Folding tyres buying guide

Enter any bike shop in the world, and you’ll see two types of tyres for sale: rigid tyres and folding bike tyres.

Rigid bikes tyres and folding bike tyres do the same job of sticking you to the road, but they are constructed in slightly different ways. If you’ve ever wondered what the difference is between a rigid and folding tyre, what bikes they’re suitable for and how to choose one, then this folding tyres buying guide is for you.

What’s the difference between rigid tyres and folding tyres?

Both rigid and folding tyres are known as clinchers because the bead around the tyre clinches onto the rim when the tube is inflated.

Rigid bike tyres use a wire bead to clinch the rim. Folding bike tyres use Kevlar beading to keep the tyre secure on the rim.

Kevlar is hardwearing and robust, but unlike the wire used in rigid tyres, can be folded. This development in tyre technology means that modern folding tyres are lightweight and easy to carry.

Why choose a folding tyre?

Folding tyres have some benefits over rigid tyres that some riders prefer. Folding tyres are often lighter than rigid tyres, which can improve riding performance. Some riders find it easier to fit folding tyres, with the Kevlar bead more manoeuvrable than tyres fitted with a metal bead.

Folding tyres are also a lot easier to transport than rigid tyres, which means they can be carried while out riding, during a tour, for example.

The payoff is that folding tyres are often more expensive than tyres with a wire bead.

What kind of bike are folding tyres suitable for?

Folding bike tyres come in all sizes – but obviously only one shape! Folding bike tyres and rigid bike tyres both work the same way, which means they’re interchangeable – as long as you select the correct size.

You can purchase folding bike tyres suitable for all types of bicycles, including:

  • Road bikes
  • Mountain bikes
  • Hybrid bikes
  • Folding bikes
  • E-bikes

How do I know what type of folding bike tyre I should buy?

Finding the correct tyre means knowing two measurements: the wheel size and the tyre width you need. Regardless of whether you were buying a folding tyre or rigid tyre, the measurements are the same.

Road bikes and hybrids typically come fitted with 700c wheels; mountain bikes 26”, 27.5” or 29” wheels; and folding bikes either 16” or 20” wheels.

The width of the tyre is your choice. Road cyclists usually prefer a narrow tyre (between 25). It would be listed as a 700x25c.

A mountain bike with 29” wheels and 2.1” width tyre would be listed as a 29x2.1”.

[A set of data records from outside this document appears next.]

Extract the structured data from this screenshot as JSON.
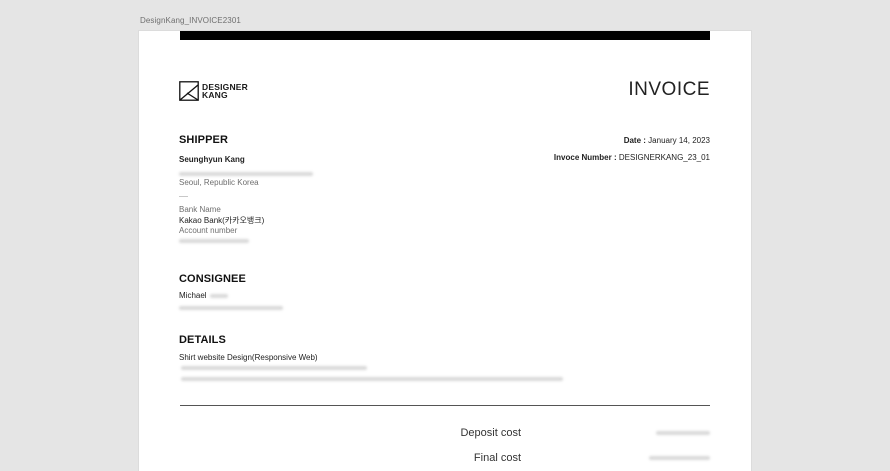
{
  "frame": {
    "label": "DesignKang_INVOICE2301"
  },
  "header": {
    "logo_line1": "DESIGNER",
    "logo_line2": "KANG",
    "title": "INVOICE"
  },
  "meta": {
    "date_key": "Date :",
    "date_value": "January 14, 2023",
    "invoice_key": "Invoce Number :",
    "invoice_value": "DESIGNERKANG_23_01"
  },
  "shipper": {
    "heading": "SHIPPER",
    "name": "Seunghyun Kang",
    "city": "Seoul, Republic Korea",
    "dash": "—",
    "bank_label": "Bank Name",
    "bank_value": "Kakao Bank(카카오뱅크)",
    "account_label": "Account number"
  },
  "consignee": {
    "heading": "CONSIGNEE",
    "name": "Michael"
  },
  "details": {
    "heading": "DETAILS",
    "item": "Shirt website Design(Responsive Web)"
  },
  "costs": {
    "deposit_label": "Deposit cost",
    "final_label": "Final cost"
  }
}
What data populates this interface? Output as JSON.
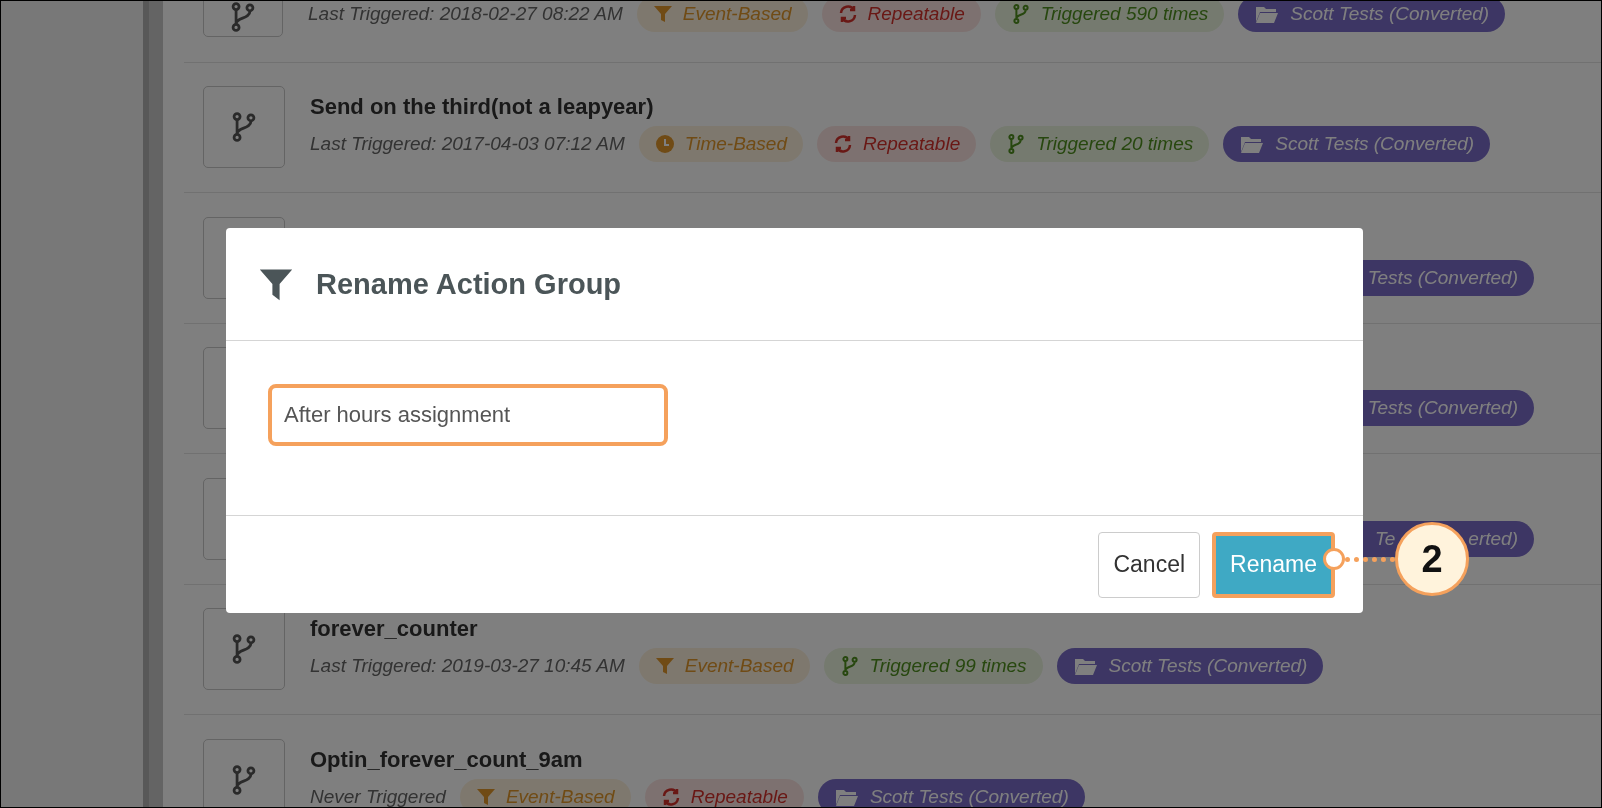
{
  "rows": [
    {
      "kind": "full",
      "meta": "Last Triggered: 2018-02-27 08:22 AM",
      "tags": [
        {
          "kind": "event",
          "text": "Event-Based"
        },
        {
          "kind": "repeat",
          "text": "Repeatable"
        },
        {
          "kind": "triggered",
          "text": "Triggered 590 times"
        },
        {
          "kind": "folder",
          "text": "Scott Tests (Converted)"
        }
      ]
    },
    {
      "kind": "full",
      "title": "Send on the third(not a leapyear)",
      "meta": "Last Triggered: 2017-04-03 07:12 AM",
      "tags": [
        {
          "kind": "time",
          "text": "Time-Based"
        },
        {
          "kind": "repeat",
          "text": "Repeatable"
        },
        {
          "kind": "triggered",
          "text": "Triggered 20 times"
        },
        {
          "kind": "folder",
          "text": "Scott Tests (Converted)"
        }
      ]
    },
    {
      "kind": "covered",
      "tags": [
        {
          "kind": "folder",
          "text": "Tests (Converted)"
        }
      ]
    },
    {
      "kind": "covered",
      "tags": [
        {
          "kind": "folder",
          "text": "Tests (Converted)"
        }
      ]
    },
    {
      "kind": "covered",
      "tags": [
        {
          "kind": "folder",
          "parts": [
            "Te",
            "erted)"
          ]
        }
      ]
    },
    {
      "kind": "full",
      "title": "forever_counter",
      "meta": "Last Triggered: 2019-03-27 10:45 AM",
      "tags": [
        {
          "kind": "event",
          "text": "Event-Based"
        },
        {
          "kind": "triggered",
          "text": "Triggered 99 times"
        },
        {
          "kind": "folder",
          "text": "Scott Tests (Converted)"
        }
      ]
    },
    {
      "kind": "full",
      "title": "Optin_forever_count_9am",
      "meta": "Never Triggered",
      "tags": [
        {
          "kind": "event",
          "text": "Event-Based"
        },
        {
          "kind": "repeat",
          "text": "Repeatable"
        },
        {
          "kind": "folder",
          "text": "Scott Tests (Converted)"
        }
      ]
    }
  ],
  "modal": {
    "title": "Rename Action Group",
    "input_value": "After hours assignment",
    "buttons": [
      {
        "label": "Cancel",
        "primary": false,
        "highlighted": false
      },
      {
        "label": "Rename",
        "primary": true,
        "highlighted": true
      }
    ],
    "callout": "2"
  }
}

You can learn more about tyre sizing and choosing the right bike tyres in our in-depth advice guide.

What brands of folding bike tyres are available?

At Halfords, we’ve got folding bike tyres for all types of bike, including road bikes, hybrid bikes, mountain bikes and folding bikes.

We stock folding bike tyres from popular brands such as Continental and Schwalbe. One of our best-selling products is the ever-popular Continental Gatorskin folding bike tyre. Alongside its bigger brother the Continental Grand Prix, they’re the two best-performing folding bike tyres for the road, with superb puncture protection.

Off-road riders can choose from a selection of deep-tread folding tyres capable of coping with the harshest conditions. The Schwalbe Hans Dampf TL Folding Tyre Addix is a tubeless tyre that Schwalbe believes is the future of folding tyre technology – and who are we to argue?

How do I fit a folding bike tyre?

Fitting a folding bike tyre follows the same process as installing a rigid bike tyre.

Before fitting, you will need to unpack the tyre and unfold it. In the beginning, the tyre may seem a little floppy or loose, but once it’s unpacked, it should begin to take shape.

Laying the wheel gently on the floor, you can roll the bead of the tyre against the rim. As more of the tyre grips the edge, the more rigid it will become.

While you can use tyre levers at this stage, many riders find they can roll the tyre onto the rim using a bit of pressure from the hands. This can avoid accidentally nicking the tube with a tyre lever or trapping it between the bead and the rim – both of which can lead to punctures.

Once you have added the tube and fitted the tyre to both sides of the rim, you can inflate it. At this point, any wrinkles or sags in the tyre will disappear. Fit it to your bike, and you’re ready to go!